On Wednesday, Occidental Petroleum, a producer of oil and natural gas, announced the appointment of veteran Sunil Mathew as its new Chief Financial Officer (CFO). Occidental Petroleum frequently changes its financial chiefs, although the company has not specified the reasons for changing its CFO in recent filings with regulatory bodies.
Founded in 1920, Occidental Petroleum is an integrated oil monopoly with core operations in oil and gas exploration and development, chemicals, natural gas transportation, coal, and agriculture.
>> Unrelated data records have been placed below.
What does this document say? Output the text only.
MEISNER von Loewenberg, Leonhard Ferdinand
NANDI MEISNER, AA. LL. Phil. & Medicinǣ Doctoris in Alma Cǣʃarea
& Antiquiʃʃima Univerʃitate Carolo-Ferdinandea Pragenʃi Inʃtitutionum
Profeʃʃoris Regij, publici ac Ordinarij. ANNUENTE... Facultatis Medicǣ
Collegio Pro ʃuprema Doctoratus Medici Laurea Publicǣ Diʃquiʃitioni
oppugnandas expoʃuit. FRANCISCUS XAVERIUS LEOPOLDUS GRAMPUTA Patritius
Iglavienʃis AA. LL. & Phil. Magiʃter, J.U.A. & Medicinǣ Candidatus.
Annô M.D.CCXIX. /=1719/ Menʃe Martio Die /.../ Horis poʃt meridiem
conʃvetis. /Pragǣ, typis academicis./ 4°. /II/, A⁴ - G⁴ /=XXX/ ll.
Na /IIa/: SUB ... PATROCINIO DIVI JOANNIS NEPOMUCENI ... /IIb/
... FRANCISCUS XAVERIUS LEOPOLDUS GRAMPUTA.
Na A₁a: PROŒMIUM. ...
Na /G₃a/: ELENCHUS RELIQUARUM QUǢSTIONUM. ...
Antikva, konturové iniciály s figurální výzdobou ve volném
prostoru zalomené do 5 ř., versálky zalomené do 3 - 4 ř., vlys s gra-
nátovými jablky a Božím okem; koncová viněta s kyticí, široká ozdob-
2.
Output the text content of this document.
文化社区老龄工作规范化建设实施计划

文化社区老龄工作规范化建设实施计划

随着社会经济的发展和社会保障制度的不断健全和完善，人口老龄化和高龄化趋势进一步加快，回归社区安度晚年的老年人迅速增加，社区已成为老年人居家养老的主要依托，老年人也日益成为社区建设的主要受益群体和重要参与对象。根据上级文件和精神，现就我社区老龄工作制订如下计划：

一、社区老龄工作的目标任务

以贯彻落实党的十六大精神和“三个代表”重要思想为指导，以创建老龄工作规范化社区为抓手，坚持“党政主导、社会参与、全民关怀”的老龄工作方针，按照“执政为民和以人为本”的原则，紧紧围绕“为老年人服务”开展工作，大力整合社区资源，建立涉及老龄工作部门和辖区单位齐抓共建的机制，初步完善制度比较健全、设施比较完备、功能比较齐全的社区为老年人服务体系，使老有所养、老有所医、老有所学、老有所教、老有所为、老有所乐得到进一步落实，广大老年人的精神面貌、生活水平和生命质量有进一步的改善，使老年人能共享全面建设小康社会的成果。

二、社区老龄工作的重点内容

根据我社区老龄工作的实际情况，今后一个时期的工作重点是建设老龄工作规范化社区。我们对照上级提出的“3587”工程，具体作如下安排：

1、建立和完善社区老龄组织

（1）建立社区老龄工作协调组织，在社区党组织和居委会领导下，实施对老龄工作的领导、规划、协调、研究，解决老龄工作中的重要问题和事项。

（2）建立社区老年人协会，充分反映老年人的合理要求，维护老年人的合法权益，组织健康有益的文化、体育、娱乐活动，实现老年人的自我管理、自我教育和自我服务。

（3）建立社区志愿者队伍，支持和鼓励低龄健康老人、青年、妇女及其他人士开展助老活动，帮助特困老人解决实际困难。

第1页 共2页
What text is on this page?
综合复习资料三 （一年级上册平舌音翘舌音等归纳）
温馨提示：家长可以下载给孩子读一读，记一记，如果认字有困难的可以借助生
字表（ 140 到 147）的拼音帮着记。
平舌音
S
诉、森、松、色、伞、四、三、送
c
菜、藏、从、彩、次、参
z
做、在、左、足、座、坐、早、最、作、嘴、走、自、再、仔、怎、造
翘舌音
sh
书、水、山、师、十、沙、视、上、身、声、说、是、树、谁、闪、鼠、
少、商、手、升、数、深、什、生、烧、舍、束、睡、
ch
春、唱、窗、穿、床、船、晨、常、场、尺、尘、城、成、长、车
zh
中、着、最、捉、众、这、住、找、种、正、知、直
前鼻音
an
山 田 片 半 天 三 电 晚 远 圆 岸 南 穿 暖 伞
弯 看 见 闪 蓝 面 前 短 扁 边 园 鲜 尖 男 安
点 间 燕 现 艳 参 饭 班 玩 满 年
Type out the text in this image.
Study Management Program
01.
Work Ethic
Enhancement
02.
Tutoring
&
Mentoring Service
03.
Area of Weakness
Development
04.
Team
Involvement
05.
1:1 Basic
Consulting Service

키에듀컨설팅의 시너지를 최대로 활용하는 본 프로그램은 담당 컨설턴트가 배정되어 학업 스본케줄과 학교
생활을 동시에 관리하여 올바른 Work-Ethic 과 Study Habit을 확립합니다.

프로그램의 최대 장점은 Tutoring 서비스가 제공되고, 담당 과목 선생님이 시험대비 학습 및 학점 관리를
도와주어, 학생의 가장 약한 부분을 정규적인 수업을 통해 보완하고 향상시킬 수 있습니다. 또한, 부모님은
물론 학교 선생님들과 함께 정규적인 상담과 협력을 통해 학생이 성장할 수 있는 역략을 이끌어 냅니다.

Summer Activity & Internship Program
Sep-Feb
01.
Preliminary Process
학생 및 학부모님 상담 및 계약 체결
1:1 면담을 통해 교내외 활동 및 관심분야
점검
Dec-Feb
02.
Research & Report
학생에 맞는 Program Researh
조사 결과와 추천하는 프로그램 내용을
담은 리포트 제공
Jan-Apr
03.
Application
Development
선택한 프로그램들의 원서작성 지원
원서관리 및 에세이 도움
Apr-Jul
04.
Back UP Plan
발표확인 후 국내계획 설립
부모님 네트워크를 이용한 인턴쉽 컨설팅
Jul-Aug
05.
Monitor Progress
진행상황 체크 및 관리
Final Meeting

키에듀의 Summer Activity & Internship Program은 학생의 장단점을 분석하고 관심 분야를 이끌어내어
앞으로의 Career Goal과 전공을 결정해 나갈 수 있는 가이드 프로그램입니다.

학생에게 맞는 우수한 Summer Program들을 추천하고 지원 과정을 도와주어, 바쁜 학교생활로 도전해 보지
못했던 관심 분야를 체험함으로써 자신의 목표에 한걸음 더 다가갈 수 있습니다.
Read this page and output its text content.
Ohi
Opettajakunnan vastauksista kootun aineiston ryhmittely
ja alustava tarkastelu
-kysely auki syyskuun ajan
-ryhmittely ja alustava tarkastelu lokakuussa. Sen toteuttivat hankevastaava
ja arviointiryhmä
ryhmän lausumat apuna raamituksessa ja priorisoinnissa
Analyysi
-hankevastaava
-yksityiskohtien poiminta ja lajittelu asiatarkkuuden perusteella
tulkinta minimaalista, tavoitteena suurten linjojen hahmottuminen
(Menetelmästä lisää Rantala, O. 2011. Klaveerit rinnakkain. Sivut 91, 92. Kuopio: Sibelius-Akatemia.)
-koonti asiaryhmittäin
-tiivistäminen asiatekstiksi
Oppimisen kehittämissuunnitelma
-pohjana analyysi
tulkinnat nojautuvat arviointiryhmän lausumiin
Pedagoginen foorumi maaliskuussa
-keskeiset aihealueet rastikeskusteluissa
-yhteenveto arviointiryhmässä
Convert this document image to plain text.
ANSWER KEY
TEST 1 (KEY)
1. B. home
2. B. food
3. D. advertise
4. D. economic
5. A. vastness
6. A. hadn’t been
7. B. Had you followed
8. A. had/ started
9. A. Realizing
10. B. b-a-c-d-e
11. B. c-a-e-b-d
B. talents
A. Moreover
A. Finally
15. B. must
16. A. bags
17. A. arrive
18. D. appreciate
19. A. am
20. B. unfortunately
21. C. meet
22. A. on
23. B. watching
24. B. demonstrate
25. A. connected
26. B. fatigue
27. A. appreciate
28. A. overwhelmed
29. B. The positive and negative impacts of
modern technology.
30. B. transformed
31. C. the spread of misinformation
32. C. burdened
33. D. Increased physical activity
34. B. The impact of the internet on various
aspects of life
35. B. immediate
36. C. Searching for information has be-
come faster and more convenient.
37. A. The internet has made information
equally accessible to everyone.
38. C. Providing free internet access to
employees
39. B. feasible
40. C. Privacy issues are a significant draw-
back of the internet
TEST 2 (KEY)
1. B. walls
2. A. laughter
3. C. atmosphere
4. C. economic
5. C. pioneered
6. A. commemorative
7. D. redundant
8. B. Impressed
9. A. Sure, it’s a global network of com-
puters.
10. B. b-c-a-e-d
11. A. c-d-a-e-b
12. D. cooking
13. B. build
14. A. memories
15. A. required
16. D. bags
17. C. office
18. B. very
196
Occidental Petroleum is one of the energy sector publicly traded companies favored by "Oracle of Omaha" Warren Buffett. Although the company repurchased $522 million worth of preferred shares from Buffett's Berkshire Hathaway in the second quarter, the latest data shows Berkshire still holds $8.8 billion in Occidental's preferred shares and 25% of its common stock, maintaining its position as the company's largest shareholder.
The decision to replace the CFO takes immediate effect, with the former CFO Rob Peterson becoming Executive Vice President of OxyChem, a wholly-owned subsidiary of Occidental Petroleum.
In 2020, facing a massive debt of 40 billion dollars due to the acquisition of competitor Anadarko Petroleum, Occidental Petroleum appointed Peterson as CFO to mitigate the negative criticism brought about by the acquisition.
Peterson's predecessor, Cedric Burgher, who had worked at Anadarko for three years, left his position following a defeat in a dispute over the Anadarko transaction with activist investor and Wall Street "Wolf" Carl Icahn, as Icahn's partners gained three seats on Occidental's board.
The newly appointed CFO Sunil Mathew has been working at Occidental Petroleum since 2004 and served as the company's Vice President responsible for strategic planning and analysis before becoming CFO. Company documents reveal that Mathew played a crucial role in the approximately 10 billion dollars massive asset divestiture plan announced following the acquisition of Anadarko.
Last week, Occidental Petroleum raised its full-year production outlook by 1%, however, due to the decline in oil and gas prices, the company not only failed to meet its profit expectations for the second quarter but also wrote down assets and exited some of its operations.
In terms of stock price, the company was the best performer in the S&P 500 index last year, but so far this year it has lagged behind the market, with its share price only rising by 1% since the beginning of the year, compared to the S&P 500 index's increase of 16.3%.